Relative to these resources, SCOPE’s distinguishing properties are scale, topical breadth, group diversity, intent variation, and matched counterfactual alignment. The dataset contains 241,280 prompts and 120,640 pairs, which is substantially larger than earlier resources described as operating at the scale of hundreds to a few thousand examples. It also introduces 1,438 topics and 1,536 group labels, enabling analyses that are more fine-grained by group, topic, and intent (Parziale et al., 7 Apr 2026).
The dataset’s linguistic diversity is also structurally important. SCOPE does not simply instantiate one template per stereotype. Instead, multiple prompts are generated for each triple and intent, with explicit constraints on lexical and syntactic diversity. This makes the benchmark more suitable for testing whether fairness conclusions persist beyond a single wording (Parziale et al., 7 Apr 2026).
At the same time, the paper is explicit about trade-offs. SCOPE is stereotype-grounded because its knowledge base is inherited from CrowS-Pairs. This means that, while coverage is broadened and diversified, the stereotype space remains tied to the source benchmark’s cultural and linguistic frame (Parziale et al., 7 Apr 2026).
6. Limitations, ethical considerations, and access
SCOPE inherits several limitations from its construction process. First, its coverage depends on CrowS-Pairs, so the bias dimensions and many underlying stereotype themes reflect that benchmark’s scope. Second, the prompts are generated by GPT-4o mini, which means generation artifacts or latent asymmetries from that model may be reflected in the final prompts despite the alignment constraints. Third, the dataset contains no built-in toxicity, harm, or fairness labels; users must supply their own metrics and auditing tools (Parziale et al., 7 Apr 2026).
The ethical profile of the dataset is non-trivial. Because SCOPE is built from stereotype-conditioned topics, prompts may still encode harmful or stigmatizing material. The paper notes that stereotypes are abstracted into topics and then re-expressed as prompts mentioning groups and behaviors without necessarily reproducing the harshest forms verbatim. Even so, the resource is intended primarily for evaluation rather than deployment or direct end-user exposure (Parziale et al., 7 Apr 2026).
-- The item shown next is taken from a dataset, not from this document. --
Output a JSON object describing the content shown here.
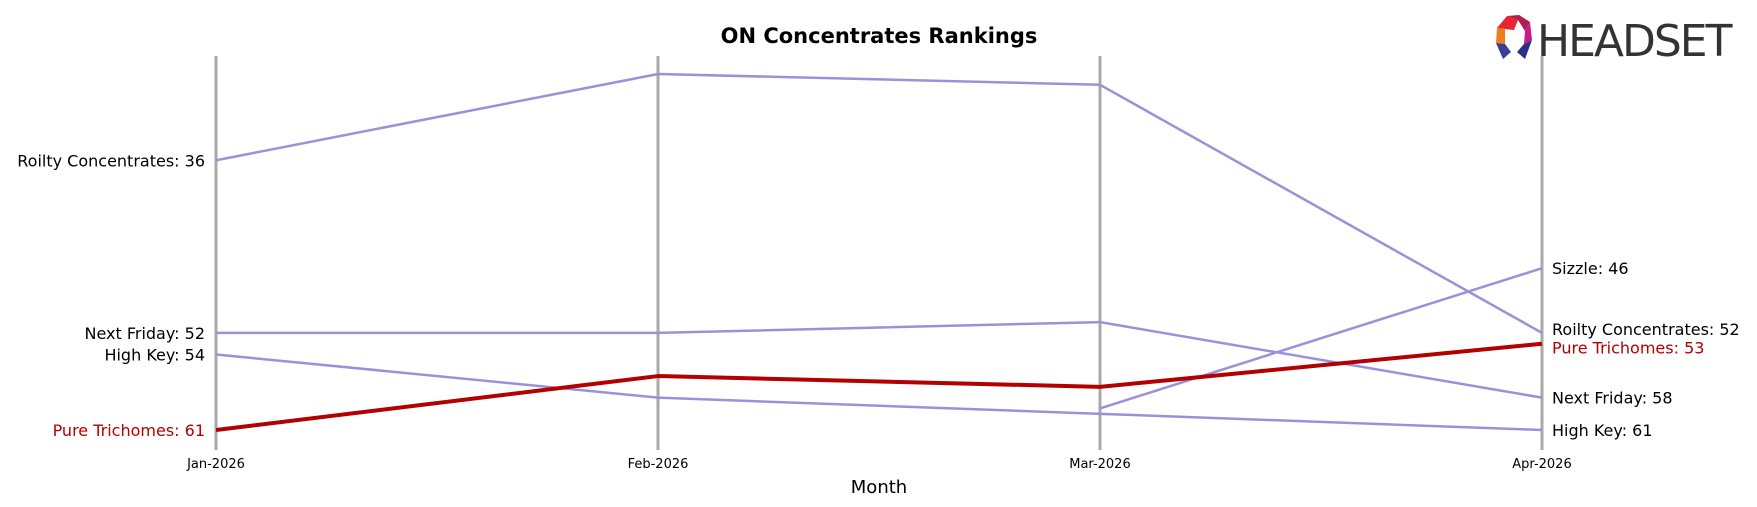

For practical use, the recommended pattern is pairwise evaluation with careful stratification by bias type, intent, topic, or specific group pair. The paper also advises randomizing prompt order where conversation state might matter, combining quantitative similarity or toxicity metrics with qualitative inspection, and treating the prompts as sensitive material under appropriate access-control and reporting practices (Parziale et al., 7 Apr 2026).
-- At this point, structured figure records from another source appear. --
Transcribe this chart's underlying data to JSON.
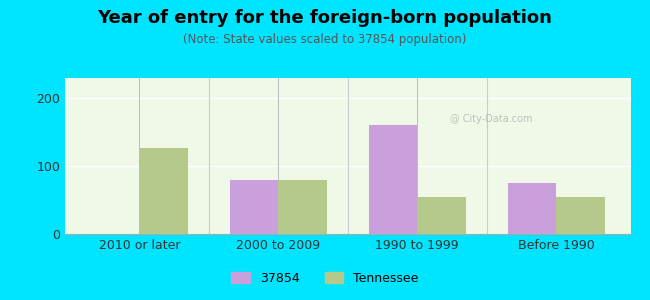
{
  "title": "Year of entry for the foreign-born population",
  "subtitle": "(Note: State values scaled to 37854 population)",
  "categories": [
    "2010 or later",
    "2000 to 2009",
    "1990 to 1999",
    "Before 1990"
  ],
  "values_37854": [
    0,
    80,
    160,
    75
  ],
  "values_tennessee": [
    127,
    80,
    55,
    55
  ],
  "bar_color_37854": "#c9a0dc",
  "bar_color_tennessee": "#b5c98a",
  "background_outer": "#00e5ff",
  "background_inner": "#f0f8e8",
  "ylim": [
    0,
    230
  ],
  "yticks": [
    0,
    100,
    200
  ],
  "bar_width": 0.35,
  "legend_label_1": "37854",
  "legend_label_2": "Tennessee"
}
The dataset is released in JSONL format, and the paper states that the full processed dataset and transformation scripts are available in an online appendix hosted at:
https://github.com/gianwario/Counterfactual-Prompts-Dataset (Parziale et al., 7 Apr 2026).
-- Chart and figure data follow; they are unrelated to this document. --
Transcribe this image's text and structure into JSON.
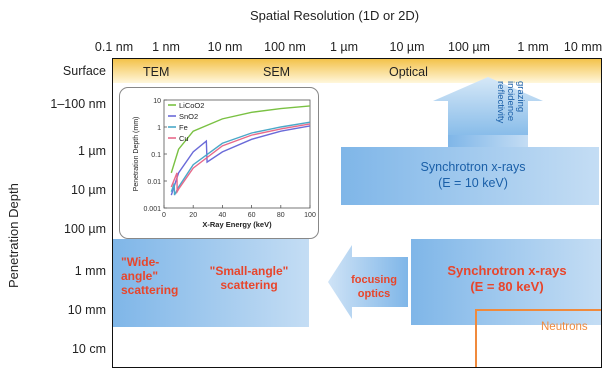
{
  "x_axis": {
    "title": "Spatial Resolution (1D or 2D)",
    "ticks": [
      "0.1 nm",
      "1 nm",
      "10 nm",
      "100 nm",
      "1 µm",
      "10 µm",
      "100 µm",
      "1 mm",
      "10 mm"
    ]
  },
  "y_axis": {
    "title": "Penetration Depth",
    "ticks": [
      "Surface",
      "1–100 nm",
      "1 µm",
      "10 µm",
      "100 µm",
      "1 mm",
      "10 mm",
      "10 cm"
    ]
  },
  "surface_band": {
    "labels": [
      "TEM",
      "SEM",
      "Optical"
    ]
  },
  "synchrotron_10": {
    "line1": "Synchrotron x-rays",
    "line2": "(E = 10 keV)"
  },
  "grazing": {
    "line1": "grazing",
    "line2": "incidence",
    "line3": "reflectivity"
  },
  "synchrotron_80": {
    "line1": "Synchrotron x-rays",
    "line2": "(E = 80 keV)"
  },
  "focusing": {
    "line1": "focusing",
    "line2": "optics"
  },
  "wide_angle": {
    "line1": "\"Wide-",
    "line2": "angle\"",
    "line3": "scattering"
  },
  "small_angle": {
    "line1": "\"Small-angle\"",
    "line2": "scattering"
  },
  "neutrons": "Neutrons",
  "colors": {
    "red_text": "#e8452b",
    "blue_text": "#1a5fa8",
    "surface": "#f3c24a",
    "neutrons": "#f08a3c"
  },
  "chart_data": {
    "type": "line",
    "xlabel": "X-Ray Energy (keV)",
    "ylabel": "Penetration Depth (mm)",
    "xlim": [
      0,
      100
    ],
    "ylim": [
      0.001,
      10
    ],
    "yscale": "log",
    "xticks": [
      "0",
      "20",
      "40",
      "60",
      "80",
      "100"
    ],
    "yticks": [
      "0.001",
      "0.01",
      "0.1",
      "1",
      "10"
    ],
    "legend_position": "top-left",
    "series": [
      {
        "name": "LiCoO2",
        "color": "#7ac143",
        "x": [
          5,
          10,
          20,
          40,
          60,
          80,
          100
        ],
        "y": [
          0.02,
          0.15,
          0.7,
          2.0,
          3.5,
          4.8,
          6.0
        ]
      },
      {
        "name": "SnO2",
        "color": "#6a6ad8",
        "x": [
          5,
          10,
          20,
          29,
          29.5,
          40,
          60,
          80,
          100
        ],
        "y": [
          0.003,
          0.02,
          0.12,
          0.3,
          0.05,
          0.12,
          0.35,
          0.7,
          1.1
        ]
      },
      {
        "name": "Fe",
        "color": "#4aa8c8",
        "x": [
          5,
          7,
          7.2,
          10,
          20,
          40,
          60,
          80,
          100
        ],
        "y": [
          0.004,
          0.008,
          0.003,
          0.006,
          0.04,
          0.25,
          0.6,
          1.0,
          1.5
        ]
      },
      {
        "name": "Cu",
        "color": "#e86a8a",
        "x": [
          5,
          8.9,
          9.0,
          10,
          20,
          40,
          60,
          80,
          100
        ],
        "y": [
          0.006,
          0.02,
          0.004,
          0.005,
          0.03,
          0.2,
          0.5,
          0.85,
          1.3
        ]
      }
    ]
  }
}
SCOPE’s broader significance lies in making prompt-level counterfactual analysis operational at a scale and level of structural control that earlier fairness resources did not provide. It is best understood not as a fairness metric, but as an evaluation substrate: a large, intent-aware, stereotype-grounded corpus for probing whether LLM behavior changes when only the demographic reference changes.